Hi, co-author of the blog post here. I would love to learn more about the flaws you see and if ideas on how to improve it! We definitely plan to iterate on it and make it as good as we possibly can.
To be clear "some big flaws" was probably overstating it. I'm going to edit that. Also, thanks for the work on this. I would absolutely love to contribute, but my maths are not good enough for this :)
The biggest thing I've run into in my testing is that an anomaly of reasonably short timeframe seems to throw the upper and lower bands off for quite some time.
That being said, perhaps changing some of the variables would help with that, and I just don't have enough skill to be able to understand the exact way to adjust that.
Thank you for the feedback! There is an issue (https://github.com/grafana/promql-anomaly-detection/issues/7) discussing approaches to improve this by introducing a decay function.

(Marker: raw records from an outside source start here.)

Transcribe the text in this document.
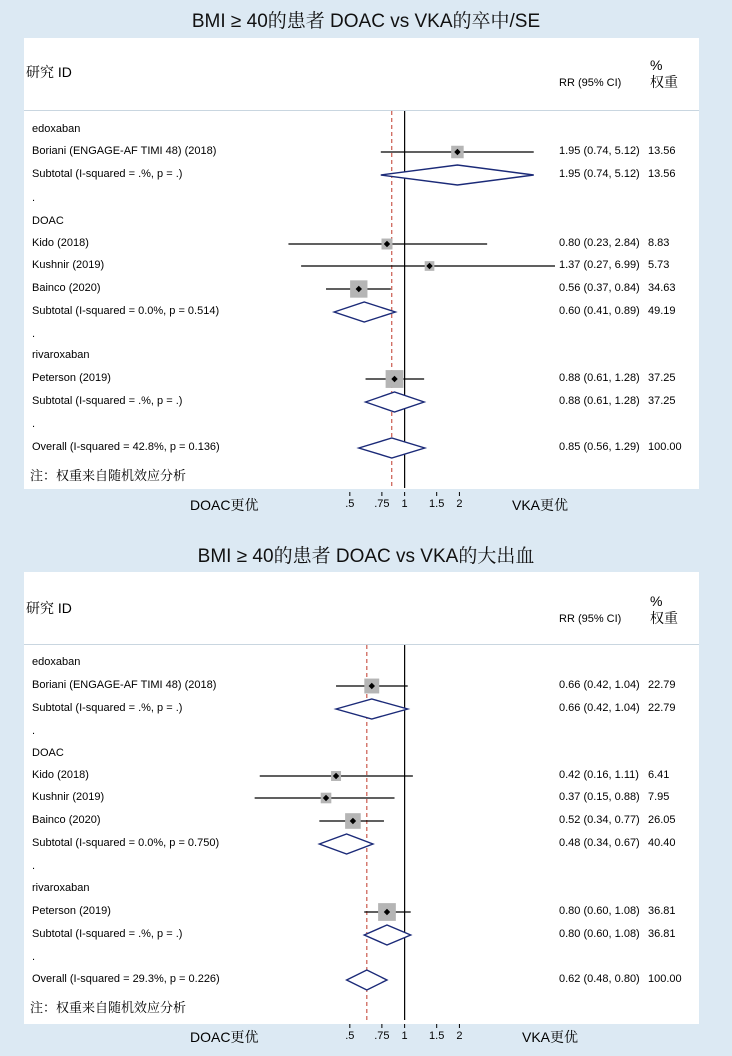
BMI ≥ 40的患者 DOAC vs VKA的卒中/SE
研究 ID
RR (95% CI)
%
权重
.5	.75	1	1.5	2
DOAC更优	VKA更优
注：权重来自随机效应分析
edoxaban
Boriani (ENGAGE-AF TIMI 48) (2018)	1.95 (0.74, 5.12) 13.56
Subtotal (I-squared = .%, p = .)	1.95 (0.74, 5.12) 13.56
.
DOAC
Kido (2018)	0.80 (0.23, 2.84) 8.83
Kushnir (2019)	1.37 (0.27, 6.99) 5.73
Bainco (2020)	0.56 (0.37, 0.84) 34.63
Subtotal (I-squared = 0.0%, p = 0.514)	0.60 (0.41, 0.89) 49.19
.
rivaroxaban
Peterson (2019)	0.88 (0.61, 1.28) 37.25
Subtotal (I-squared = .%, p = .)	0.88 (0.61, 1.28) 37.25
.
Overall (I-squared = 42.8%, p = 0.136)	0.85 (0.56, 1.29) 100.00
BMI ≥ 40的患者 DOAC vs VKA的大出血
研究 ID
RR (95% CI)
%
权重
.5	.75	1	1.5	2
DOAC更优	VKA更优
注：权重来自随机效应分析
edoxaban
Boriani (ENGAGE-AF TIMI 48) (2018)	0.66 (0.42, 1.04) 22.79
Subtotal (I-squared = .%, p = .)	0.66 (0.42, 1.04) 22.79
.
DOAC
Kido (2018)	0.42 (0.16, 1.11) 6.41
Kushnir (2019)	0.37 (0.15, 0.88) 7.95
Bainco (2020)	0.52 (0.34, 0.77) 26.05
Subtotal (I-squared = 0.0%, p = 0.750)	0.48 (0.34, 0.67) 40.40
.
rivaroxaban
Peterson (2019)	0.80 (0.60, 1.08) 36.81
Subtotal (I-squared = .%, p = .)	0.80 (0.60, 1.08) 36.81
.
Overall (I-squared = 29.3%, p = 0.226)	0.62 (0.48, 0.80) 100.00
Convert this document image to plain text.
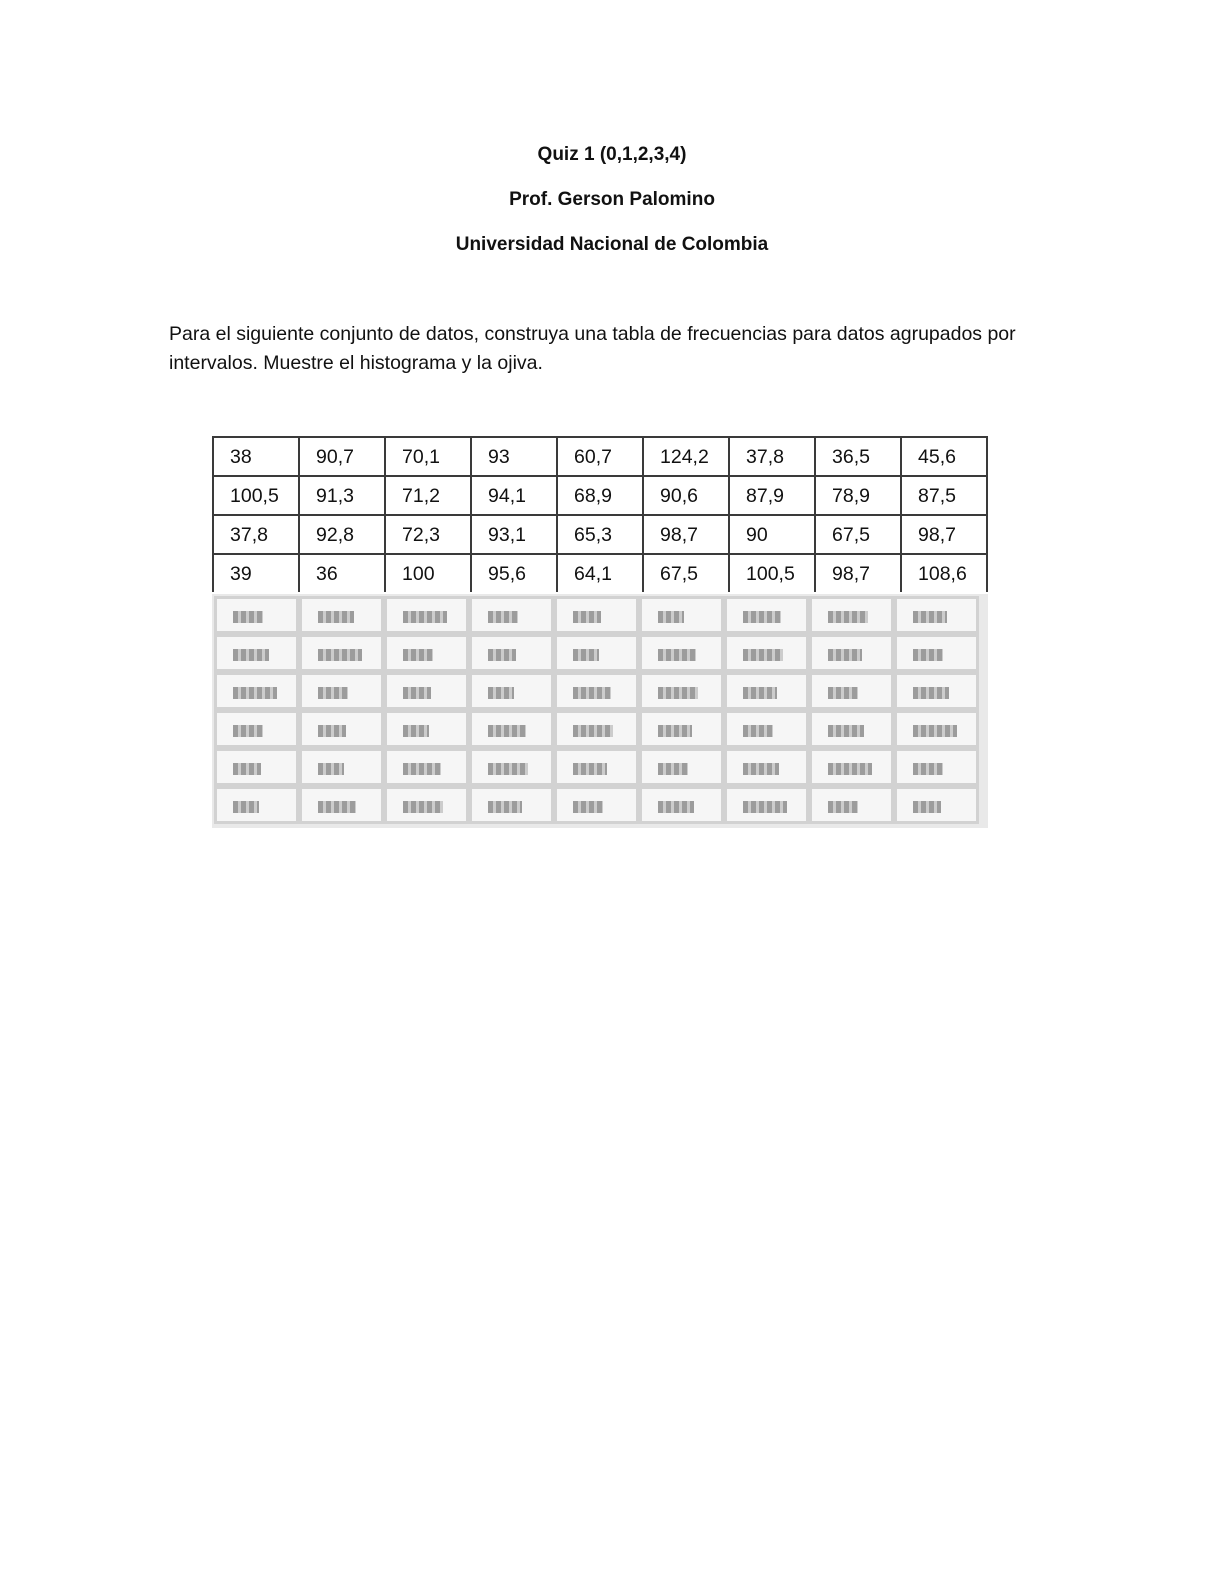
Quiz 1 (0,1,2,3,4)
Prof. Gerson Palomino
Universidad Nacional de Colombia
Para el siguiente conjunto de datos, construya una tabla de frecuencias para datos agrupados por intervalos. Muestre el histograma y la ojiva.
38	90,7	70,1	93	60,7	124,2	37,8	36,5	45,6
100,5	91,3	71,2	94,1	68,9	90,6	87,9	78,9	87,5
37,8	92,8	72,3	93,1	65,3	98,7	90	67,5	98,7
39	36	100	95,6	64,1	67,5	100,5	98,7	108,6
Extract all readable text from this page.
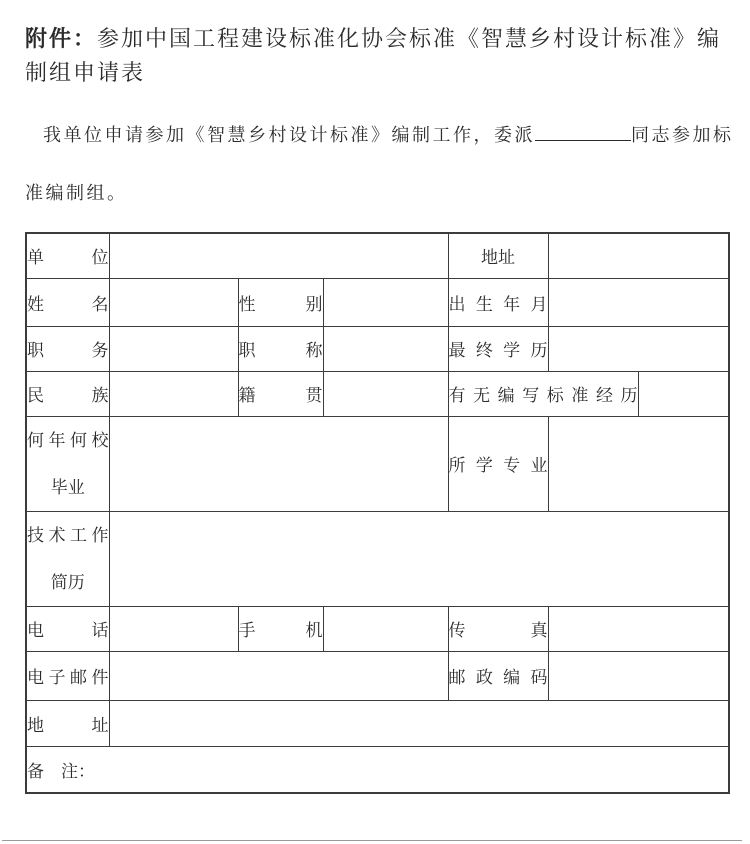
附件：参加中国工程建设标准化协会标准《智慧乡村设计标准》编制组申请表

我单位申请参加《智慧乡村设计标准》编制工作，委派	同志参加标准编制组。

单　位				地址		

姓　名		性　别		出生年月		

职　务		职　称		最终学历		

民　族		籍　贯		有无编写标准经历		

何年何校
毕业				所学专业		

技术工作
简历						

电　话		手　机		传　真		

电子邮件				邮政编码		

地　址						

备　注：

This is specially relevant for stable series with occasional short large spikes. Nothing conclusive yet, but hopefully something good will come out of it!
The number of manual tweaks required to the approach suggest that it is essentially an ad hoc experimental fitting, rather than a stable theoretical model that can adapt to your time series.
Not really related to the above post, but one thing I am not seeing on an initial pass is the advancement of understanding of problems like riddled or wada basins.
Especially with time delays this and 3+ attractors this can be problematic.
There are tools to try and detect these features that were found over the past few decades, and I know I wasted a few years on a project that superficially looked like a FP issue, but ended up being a mix of the wada property and/or porous sets.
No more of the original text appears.